Acetaminophen inhibits spinal prostaglandin E2 release after peripheral noxious stimulation

Background: Prostaglandins play a pivotal role in spinal nociceptive processing. At therapeutic concentrations, acetaminophen is not a cyclooxygenase inhibitor. Thus, it is antinociceptive without having antiinflammatory or gastrointestinal toxic effects. This study evaluated the role of spinal prostaglandin E-2 (PGE(2)) in antinociception produced by intraperitoneally administered acetaminophen.
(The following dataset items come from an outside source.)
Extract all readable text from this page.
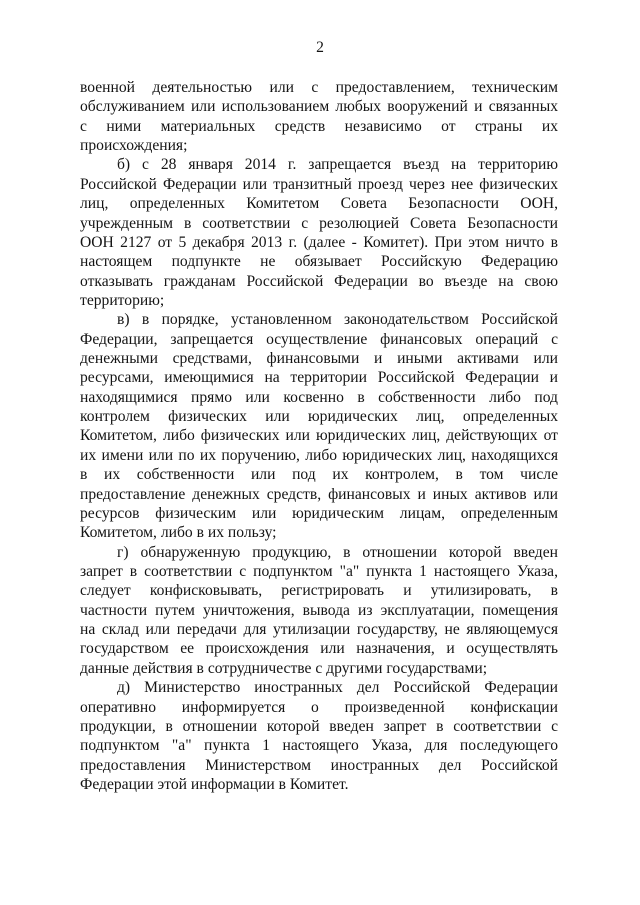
2
военной деятельностью или с предоставлением, техническим
обслуживанием или использованием любых вооружений и связанных
с ними материальных средств независимо от страны их
происхождения;
б) с 28 января 2014 г. запрещается въезд на территорию
Российской Федерации или транзитный проезд через нее физических
лиц, определенных Комитетом Совета Безопасности ООН,
учрежденным в соответствии с резолюцией Совета Безопасности
ООН 2127 от 5 декабря 2013 г. (далее - Комитет). При этом ничто в
настоящем подпункте не обязывает Российскую Федерацию
отказывать гражданам Российской Федерации во въезде на свою
территорию;
в) в порядке, установленном законодательством Российской
Федерации, запрещается осуществление финансовых операций с
денежными средствами, финансовыми и иными активами или
ресурсами, имеющимися на территории Российской Федерации и
находящимися прямо или косвенно в собственности либо под
контролем физических или юридических лиц, определенных
Комитетом, либо физических или юридических лиц, действующих от
их имени или по их поручению, либо юридических лиц, находящихся
в их собственности или под их контролем, в том числе
предоставление денежных средств, финансовых и иных активов или
ресурсов физическим или юридическим лицам, определенным
Комитетом, либо в их пользу;
г) обнаруженную продукцию, в отношении которой введен
запрет в соответствии с подпунктом "а" пункта 1 настоящего Указа,
следует конфисковывать, регистрировать и утилизировать, в
частности путем уничтожения, вывода из эксплуатации, помещения
на склад или передачи для утилизации государству, не являющемуся
государством ее происхождения или назначения, и осуществлять
данные действия в сотрудничестве с другими государствами;
д) Министерство иностранных дел Российской Федерации
оперативно информируется о произведенной конфискации
продукции, в отношении которой введен запрет в соответствии с
подпунктом "а" пункта 1 настоящего Указа, для последующего
предоставления Министерством иностранных дел Российской
Федерации этой информации в Комитет.
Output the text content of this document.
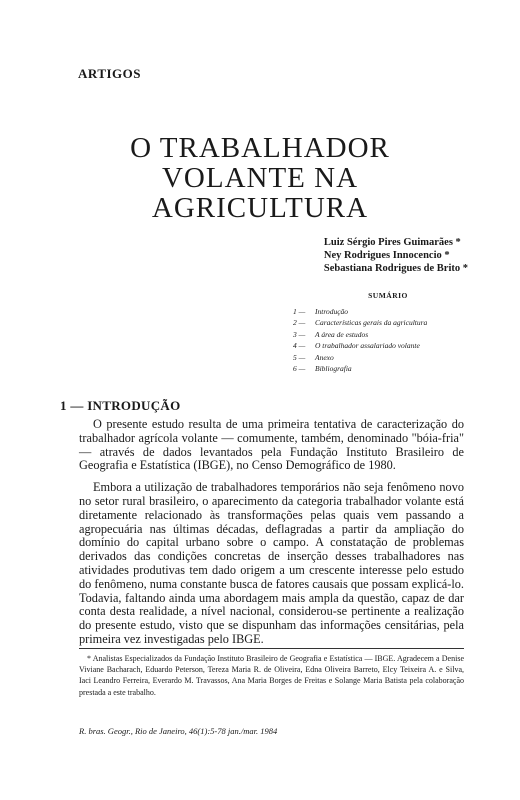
ARTIGOS
O TRABALHADOR
VOLANTE NA
AGRICULTURA
Luiz Sérgio Pires Guimarães *
Ney Rodrigues Innocencio *
Sebastiana Rodrigues de Brito *
SUMÁRIO
1 — Introdução
2 — Características gerais da agricultura
3 — A área de estudos
4 — O trabalhador assalariado volante
5 — Anexo
6 — Bibliografia
1 — INTRODUÇÃO

O presente estudo resulta de uma primeira tentativa de caracterização do trabalhador agrícola volante — comumente, também, denominado "bóia-fria" — através de dados levantados pela Fundação Instituto Brasileiro de Geografia e Estatística (IBGE), no Censo Demográfico de 1980.

Embora a utilização de trabalhadores temporários não seja fenômeno novo no setor rural brasileiro, o aparecimento da categoria trabalhador volante está diretamente relacionado às transformações pelas quais vem passando a agropecuária nas últimas décadas, deflagradas a partir da ampliação do domínio do capital urbano sobre o campo. A constatação de problemas derivados das condições concretas de inserção desses trabalhadores nas atividades produtivas tem dado origem a um crescente interesse pelo estudo do fenômeno, numa constante busca de fatores causais que possam explicá-lo. Todavia, faltando ainda uma abordagem mais ampla da questão, capaz de dar conta desta realidade, a nível nacional, considerou-se pertinente a realização do presente estudo, visto que se dispunham das informações censitárias, pela primeira vez investigadas pelo IBGE.

* Analistas Especializados da Fundação Instituto Brasileiro de Geografia e Estatística — IBGE. Agradecem a Denise Viviane Bacharach, Eduardo Peterson, Terezа Maria R. de Oliveira, Edna Oliveira Barreto, Elcy Teixeira A. e Silva, Iaci Leandro Ferreira, Everardo M. Travassos, Ana Maria Borges de Freitas e Solange Maria Batista pela colaboração prestada a este trabalho.

R. bras. Geogr., Rio de Janeiro, 46(1):5-78 jan./mar. 1984
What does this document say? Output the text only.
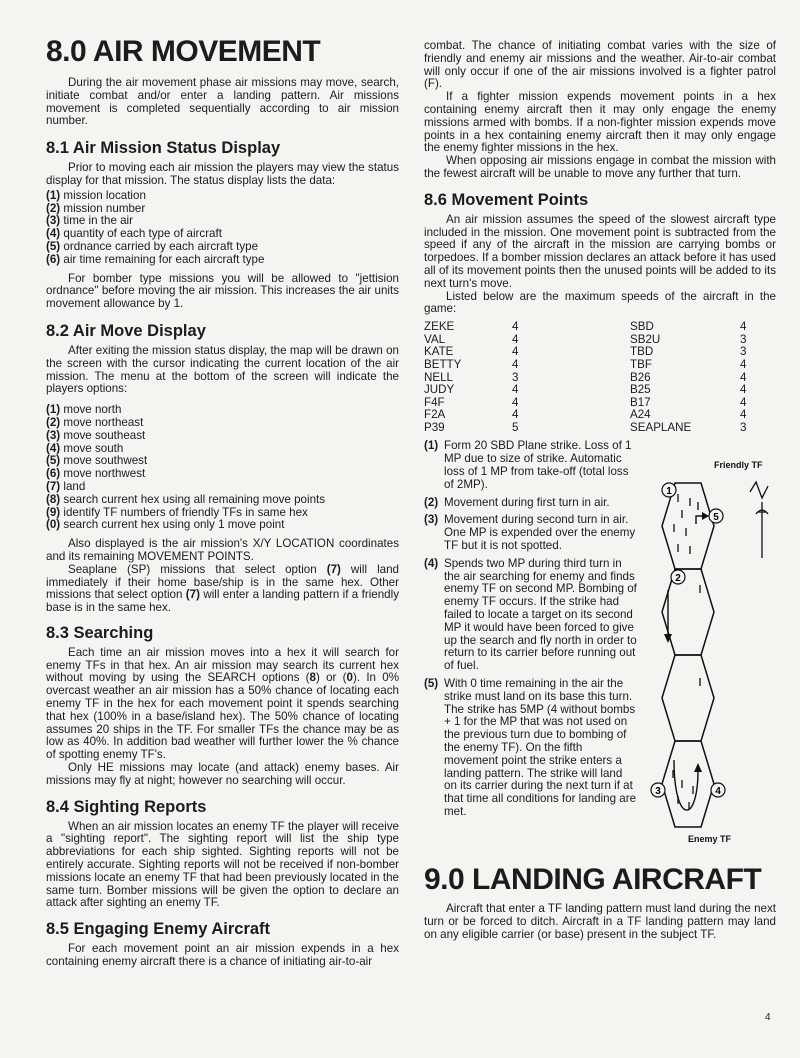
8.0 AIR MOVEMENT

During the air movement phase air missions may move, search, initiate combat and/or enter a landing pattern. Air missions movement is completed sequentially according to air mission number.

8.1 Air Mission Status Display

Prior to moving each air mission the players may view the status display for that mission. The status display lists the data:

(1) mission location
(2) mission number
(3) time in the air
(4) quantity of each type of aircraft
(5) ordnance carried by each aircraft type
(6) air time remaining for each aircraft type

For bomber type missions you will be allowed to "jettision ordnance" before moving the air mission. This increases the air units movement allowance by 1.

8.2 Air Move Display

After exiting the mission status display, the map will be drawn on the screen with the cursor indicating the current location of the air mission. The menu at the bottom of the screen will indicate the players options:

(1) move north
(2) move northeast
(3) move southeast
(4) move south
(5) move southwest
(6) move northwest
(7) land
(8) search current hex using all remaining move points
(9) identify TF numbers of friendly TFs in same hex
(0) search current hex using only 1 move point

Also displayed is the air mission's X/Y LOCATION coordinates and its remaining MOVEMENT POINTS.

Seaplane (SP) missions that select option (7) will land immediately if their home base/ship is in the same hex. Other missions that select option (7) will enter a landing pattern if a friendly base is in the same hex.

8.3 Searching

Each time an air mission moves into a hex it will search for enemy TFs in that hex. An air mission may search its current hex without moving by using the SEARCH options (8) or (0). In 0% overcast weather an air mission has a 50% chance of locating each enemy TF in the hex for each movement point it spends searching that hex (100% in a base/island hex). The 50% chance of locating assumes 20 ships in the TF. For smaller TFs the chance may be as low as 40%. In addition bad weather will further lower the % chance of spotting enemy TF's.

Only HE missions may locate (and attack) enemy bases. Air missions may fly at night; however no searching will occur.

8.4 Sighting Reports

When an air mission locates an enemy TF the player will receive a "sighting report". The sighting report will list the ship type abbreviations for each ship sighted. Sighting reports will not be entirely accurate. Sighting reports will not be received if non-bomber missions locate an enemy TF that had been previously located in the same turn. Bomber missions will be given the option to declare an attack after sighting an enemy TF.

8.5 Engaging Enemy Aircraft

For each movement point an air mission expends in a hex containing enemy aircraft there is a chance of initiating air-to-air

combat. The chance of initiating combat varies with the size of friendly and enemy air missions and the weather. Air-to-air combat will only occur if one of the air missions involved is a fighter patrol (F).

If a fighter mission expends movement points in a hex containing enemy aircraft then it may only engage the enemy missions armed with bombs. If a non-fighter mission expends move points in a hex containing enemy aircraft then it may only engage the enemy fighter missions in the hex.

When opposing air missions engage in combat the mission with the fewest aircraft will be unable to move any further that turn.

8.6 Movement Points

An air mission assumes the speed of the slowest aircraft type included in the mission. One movement point is subtracted from the speed if any of the aircraft in the mission are carrying bombs or torpedoes. If a bomber mission declares an attack before it has used all of its movement points then the unused points will be added to its next turn's move.

Listed below are the maximum speeds of the aircraft in the game:

ZEKE	4	SBD	4
VAL	4	SB2U	3
KATE	4	TBD	3
BETTY	4	TBF	4
NELL	3	B26	4
JUDY	4	B25	4
F4F	4	B17	4
F2A	4	A24	4
P39	5	SEAPLANE	3
(1) Form 20 SBD Plane strike. Loss of 1 MP due to size of strike. Automatic loss of 1 MP from take-off (total loss of 2MP).
(2) Movement during first turn in air.
(3) Movement during second turn in air. One MP is expended over the enemy TF but it is not spotted.
(4) Spends two MP during third turn in the air searching for enemy and finds enemy TF on second MP. Bombing of enemy TF occurs. If the strike had failed to locate a target on its second MP it would have been forced to give up the search and fly north in order to return to its carrier before running out of fuel.
(5) With 0 time remaining in the air the strike must land on its base this turn. The strike has 5MP (4 without bombs + 1 for the MP that was not used on the previous turn due to bombing of the enemy TF). On the fifth movement point the strike enters a landing pattern. The strike will land on its carrier during the next turn if at that time all conditions for landing are met.
Friendly TF
1
5
2
3	4
Enemy TF
9.0 LANDING AIRCRAFT

Aircraft that enter a TF landing pattern must land during the next turn or be forced to ditch. Aircraft in a TF landing pattern may land on any eligible carrier (or base) present in the subject TF.

4
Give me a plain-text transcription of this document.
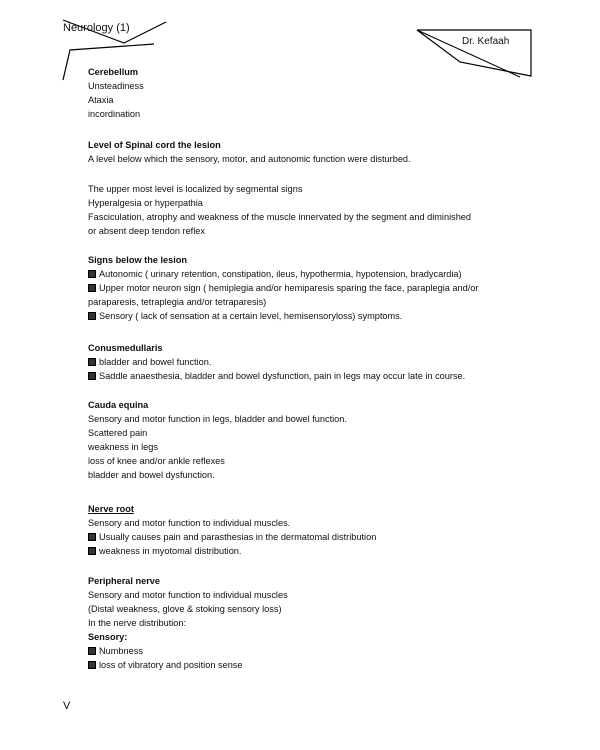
Neurology (1)
Dr. Kefaah
Cerebellum
Unsteadiness
Ataxia
incordination
Level of Spinal cord the lesion
A level below which the sensory, motor, and autonomic function were disturbed.
The upper most level is localized by segmental signs
Hyperalgesia or hyperpathia
Fasciculation, atrophy and weakness of the muscle innervated by the segment and diminished
or absent deep tendon reflex
Signs below the lesion
Autonomic ( urinary retention, constipation, ileus, hypothermia, hypotension, bradycardia)
Upper motor neuron sign ( hemiplegia and/or hemiparesis sparing the face, paraplegia and/or
paraparesis, tetraplegia and/or tetraparesis)
Sensory ( lack of sensation at a certain level, hemisensoryloss) symptoms.
Conusmedullaris
bladder and bowel function.
Saddle anaesthesia, bladder and bowel dysfunction, pain in legs may occur late in course.
Cauda equina
Sensory and motor function in legs, bladder and bowel function.
Scattered pain
weakness in legs
loss of knee and/or ankle reflexes
bladder and bowel dysfunction.
Nerve root
Sensory and motor function to individual muscles.
Usually causes pain and parasthesias in the dermatomal distribution
weakness in myotomal distribution.
Peripheral nerve
Sensory and motor function to individual muscles
(Distal weakness, glove & stoking sensory loss)
In the nerve distribution:
Sensory:
Numbness
loss of vibratory and position sense
V
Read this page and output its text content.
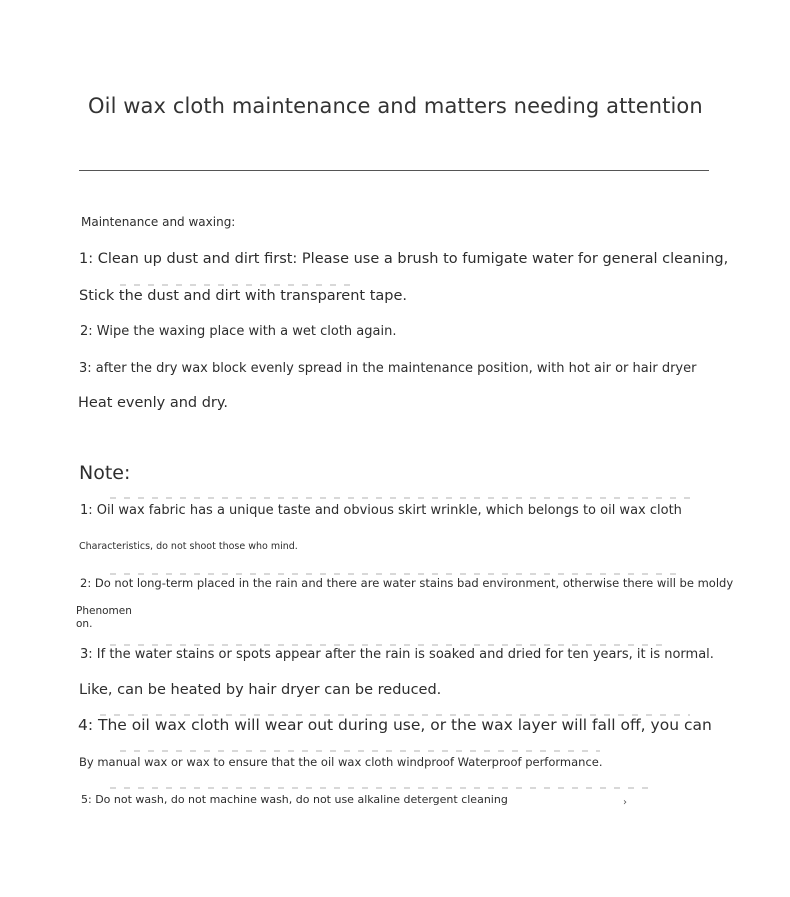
Oil wax cloth maintenance and matters needing attention
Maintenance and waxing:
1: Clean up dust and dirt first: Please use a brush to fumigate water for general cleaning,
Stick the dust and dirt with transparent tape.
2: Wipe the waxing place with a wet cloth again.
3: after the dry wax block evenly spread in the maintenance position, with hot air or hair dryer
Heat evenly and dry.
Note:
1: Oil wax fabric has a unique taste and obvious skirt wrinkle, which belongs to oil wax cloth
Characteristics, do not shoot those who mind.
2: Do not long-term placed in the rain and there are water stains bad environment, otherwise there will be moldy
Phenomen
on.
3: If the water stains or spots appear after the rain is soaked and dried for ten years, it is normal.
Like, can be heated by hair dryer can be reduced.
4: The oil wax cloth will wear out during use, or the wax layer will fall off, you can
By manual wax or wax to ensure that the oil wax cloth windproof Waterproof performance.
5: Do not wash, do not machine wash, do not use alkaline detergent cleaning	›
Methods: The PGE(2) concentrations in the dorsal horn of the spinal cord were measured after formalin was injected into the hind paw of rats. The effect of antinociceptive doses of acetaminophen (100, 200, and 300 mg/kg given intraperitoneally) on PGE(2) levels and flinching behavior was monitored. Spinal PGE(2) and acetaminophen concentrations were obtained by microdialysis using a probe that was implanted transversely through the dorsal horn of the spinal cord at L4. Furthermore, the effects of acetaminophen on urinary prostaglandin excretion were determined. Results: Intraperitoneal administration of acetaminophen resulted in a significant decrease in spinal PGE(2) release that was associated with a significant reduction in the flinching behavior in the formalin test. Acetaminophen was distributed rapidly into the spinal cord with maximum dialysate concentrations 45-60 min after intraperitoneal administration. Urinary excretion of prostanoids (PGE(2), PGF(2 alpha), and 6-keto-PGF(1 alpha)) was not significantly altered after acetaminophen administration. Conclusions: The data confirm the importance of PGE(2) in spinal nociceptive processing. The results suggest that antinociception after acetaminophen administration is mediated, at least in part, by inhibition of spinal PGE(2) release. The mechanism, however, remains unknown. The finding that urinary excretion of prostaglandins was not affected might explain why acetaminophen is antinociceptive but does not compromise renal safety.